Taking longer than 14 minutes to fall asleep could mean high blood pressure

Taking longer than 14 minutes to fall asleep could mean high blood pressure

People who take longer than 14 minutes to fall asleep are three times as likely to suffer high blood pressure and heart problems, a study suggests. The research is the first to establish a link between difficulty in getting to sleep and hypertension, and related cardiac problems.


Insomnia is the most prevalent sleep disorder in the general population. Around one in three people complaint of difficulties falling asleep, while 10 per cent go on to seek medical help for the problem. The study by Pennsylvania State University and Sichuan University in Chengdu, China, examined 315 participant, with an average age of 40, in a sleep laboratory.

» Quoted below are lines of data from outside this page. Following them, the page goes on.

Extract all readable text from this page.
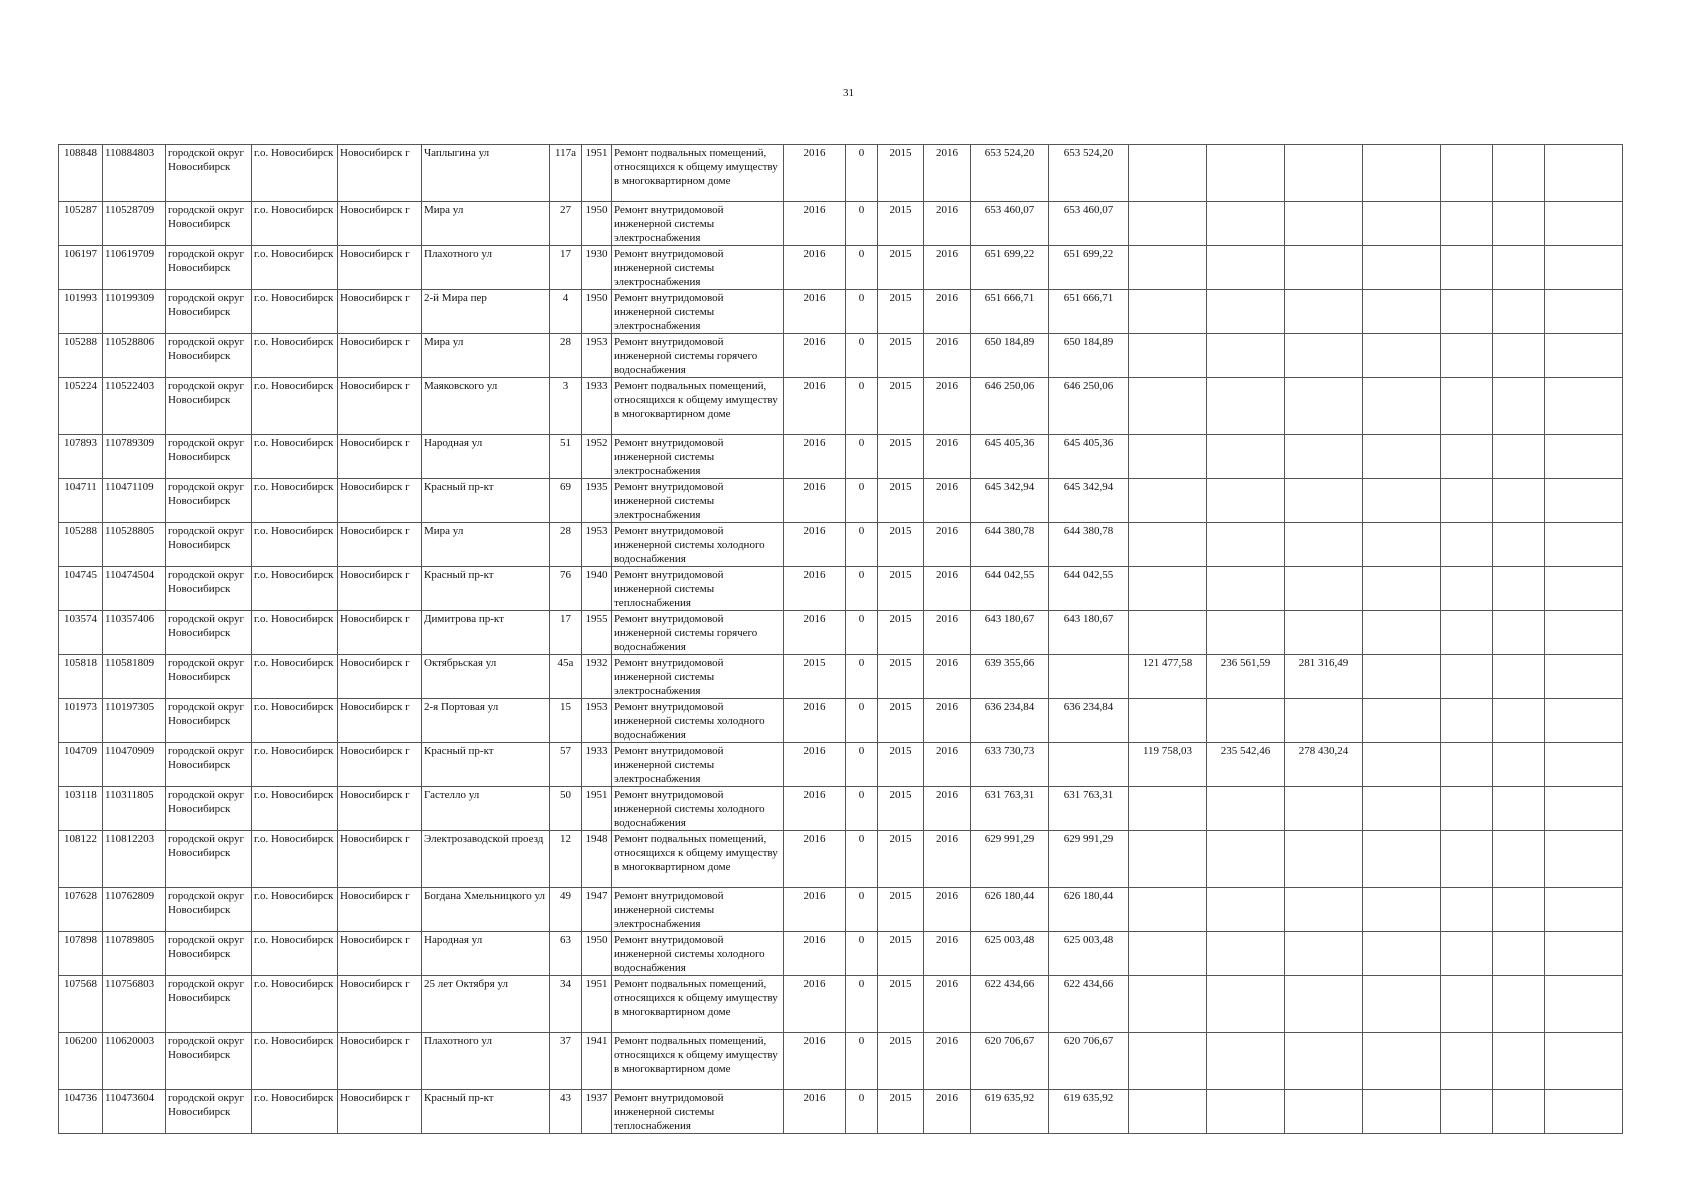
31
108848	110884803	городской округ Новосибирск	г.о. Новосибирск	Новосибирск г	Чаплыгина ул	117а	1951	Ремонт подвальных помещений, относящихся к общему имуществу в многоквартирном доме	2016	0	2015	2016	653 524,20	653 524,20							
105287	110528709	городской округ Новосибирск	г.о. Новосибирск	Новосибирск г	Мира ул	27	1950	Ремонт внутридомовой инженерной системы электроснабжения	2016	0	2015	2016	653 460,07	653 460,07							
106197	110619709	городской округ Новосибирск	г.о. Новосибирск	Новосибирск г	Плахотного ул	17	1930	Ремонт внутридомовой инженерной системы электроснабжения	2016	0	2015	2016	651 699,22	651 699,22							
101993	110199309	городской округ Новосибирск	г.о. Новосибирск	Новосибирск г	2-й Мира пер	4	1950	Ремонт внутридомовой инженерной системы электроснабжения	2016	0	2015	2016	651 666,71	651 666,71							
105288	110528806	городской округ Новосибирск	г.о. Новосибирск	Новосибирск г	Мира ул	28	1953	Ремонт внутридомовой инженерной системы горячего водоснабжения	2016	0	2015	2016	650 184,89	650 184,89							
105224	110522403	городской округ Новосибирск	г.о. Новосибирск	Новосибирск г	Маяковского ул	3	1933	Ремонт подвальных помещений, относящихся к общему имуществу в многоквартирном доме	2016	0	2015	2016	646 250,06	646 250,06							
107893	110789309	городской округ Новосибирск	г.о. Новосибирск	Новосибирск г	Народная ул	51	1952	Ремонт внутридомовой инженерной системы электроснабжения	2016	0	2015	2016	645 405,36	645 405,36							
104711	110471109	городской округ Новосибирск	г.о. Новосибирск	Новосибирск г	Красный пр-кт	69	1935	Ремонт внутридомовой инженерной системы электроснабжения	2016	0	2015	2016	645 342,94	645 342,94							
105288	110528805	городской округ Новосибирск	г.о. Новосибирск	Новосибирск г	Мира ул	28	1953	Ремонт внутридомовой инженерной системы холодного водоснабжения	2016	0	2015	2016	644 380,78	644 380,78							
104745	110474504	городской округ Новосибирск	г.о. Новосибирск	Новосибирск г	Красный пр-кт	76	1940	Ремонт внутридомовой инженерной системы теплоснабжения	2016	0	2015	2016	644 042,55	644 042,55							
103574	110357406	городской округ Новосибирск	г.о. Новосибирск	Новосибирск г	Димитрова пр-кт	17	1955	Ремонт внутридомовой инженерной системы горячего водоснабжения	2016	0	2015	2016	643 180,67	643 180,67							
105818	110581809	городской округ Новосибирск	г.о. Новосибирск	Новосибирск г	Октябрьская ул	45а	1932	Ремонт внутридомовой инженерной системы электроснабжения	2015	0	2015	2016	639 355,66		121 477,58	236 561,59	281 316,49				
101973	110197305	городской округ Новосибирск	г.о. Новосибирск	Новосибирск г	2-я Портовая ул	15	1953	Ремонт внутридомовой инженерной системы холодного водоснабжения	2016	0	2015	2016	636 234,84	636 234,84							
104709	110470909	городской округ Новосибирск	г.о. Новосибирск	Новосибирск г	Красный пр-кт	57	1933	Ремонт внутридомовой инженерной системы электроснабжения	2016	0	2015	2016	633 730,73		119 758,03	235 542,46	278 430,24				
103118	110311805	городской округ Новосибирск	г.о. Новосибирск	Новосибирск г	Гастелло ул	50	1951	Ремонт внутридомовой инженерной системы холодного водоснабжения	2016	0	2015	2016	631 763,31	631 763,31							
108122	110812203	городской округ Новосибирск	г.о. Новосибирск	Новосибирск г	Электрозаводской проезд	12	1948	Ремонт подвальных помещений, относящихся к общему имуществу в многоквартирном доме	2016	0	2015	2016	629 991,29	629 991,29							
107628	110762809	городской округ Новосибирск	г.о. Новосибирск	Новосибирск г	Богдана Хмельницкого ул	49	1947	Ремонт внутридомовой инженерной системы электроснабжения	2016	0	2015	2016	626 180,44	626 180,44							
107898	110789805	городской округ Новосибирск	г.о. Новосибирск	Новосибирск г	Народная ул	63	1950	Ремонт внутридомовой инженерной системы холодного водоснабжения	2016	0	2015	2016	625 003,48	625 003,48							
107568	110756803	городской округ Новосибирск	г.о. Новосибирск	Новосибирск г	25 лет Октября ул	34	1951	Ремонт подвальных помещений, относящихся к общему имуществу в многоквартирном доме	2016	0	2015	2016	622 434,66	622 434,66							
106200	110620003	городской округ Новосибирск	г.о. Новосибирск	Новосибирск г	Плахотного ул	37	1941	Ремонт подвальных помещений, относящихся к общему имуществу в многоквартирном доме	2016	0	2015	2016	620 706,67	620 706,67							
104736	110473604	городской округ Новосибирск	г.о. Новосибирск	Новосибирск г	Красный пр-кт	43	1937	Ремонт внутридомовой инженерной системы теплоснабжения	2016	0	2015	2016	619 635,92	619 635,92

The group was made up of more than 200 people who had reported trouble sleeping for at least six months, and almost 100 normal sleepers. Half took 14 minutes or less to fall asleep and half took more than 14 minutes to fall asleep.


Researchers found that those who spent longer tossing and turning were far more likely to suffer from high blood pressure. On average, those who took longer than 14 minutes to fall asleep had three times the risk of such problems. Those who took longer than 17 minutes to fall asleep were four times as likely to have high blood pressure, the research found.


However, the study did not establish whether the difficulties falling asleep were caused by the health problems. Those experiencing stress are more likely to suffer sleepless nights, and also more likely to suffer from high blood pressure.


In addition, some medication for raised blood pressure – such as betablockers - can increase the risk of insomnia.


Dr Xiangdong Tang, a professor of sleep medicine at West China Hospital at Sichuan University in Chengdu, China, said: "We observed a strong correlation between the degree of physiological hyperarousal (sleep difficulty) and hypertension.


Other factors such as obesity, sleep apnoea, diabetes, smoking, alcohol and caffeine use were also taken into account. Co-author Professor Alexandros Vgontzas, of Pennsylvania State University in the US, said the study also found that insomniacs were less likely to be able to fall asleep during the day, when given the chance to nap.


The study is published in the American Heart Association journal Hypertension. Previous studies have suggested that those who sleep for five hours or less a night are at increased risk of high blood pressure and heart problems. But other studies have found no link.